Fayetteville firefighters pull hose off the truck for a training exercise at Onondaga Hill's training facility.
Photo by Amanda Seef.
“When we show up on a scene, it’s that person’s worst day. We can’t do much individually, but as a group, we can do quite a bit,” he said.
“It gives you an opportunity to be inside that line. You’re not a bystander. You’re a person who’s actually doing something to help.”
-- John Winslow
A childhood dream
Kristen Greiner has been infatuated with medical and emergency services since she was 4.
“I was the child who watched Rescue 911 instead of cartoons,” the Fayetteville firefighter and EMT said. “I had an ambulance Lego set.”
So when she came back to the area after college at SUNY Geneseo, she joined the department. She didn’t have family involved, or any close friends or relatives in the service. Instead, it was a childhood dream brought to life.
“I was kind of flying solo,” she said. “But it’s like having another family here.”

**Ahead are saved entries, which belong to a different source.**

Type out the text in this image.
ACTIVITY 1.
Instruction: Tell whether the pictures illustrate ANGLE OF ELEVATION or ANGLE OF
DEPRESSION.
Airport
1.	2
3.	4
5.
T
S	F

Dan Miller agrees. He’s been in love with the fire service since he was a child. At age 20, he’s been involved in Fayetteville for six years.
“Ever since I knew what a fireman was, and what they did, I wanted to be a firefighter,” he said. “It’s pretty much why I get up everyday -- to be a firefighter.”
Others come from a long line of firefighting brothers -- legend families. Generation-to-generation, members join the service because it’s in their blood.
Patrick Rothery is no exception. His family knows fire service. His grandfathers and father were all chiefs in the Tully area. He grew up around the calls, and he knew what he was getting himself into.
“I’d hear the pager go off and watch my dad run out the door,” Rothery said. “I said, ‘I want to do that.’”
He’s a firefighter in Marcellus now.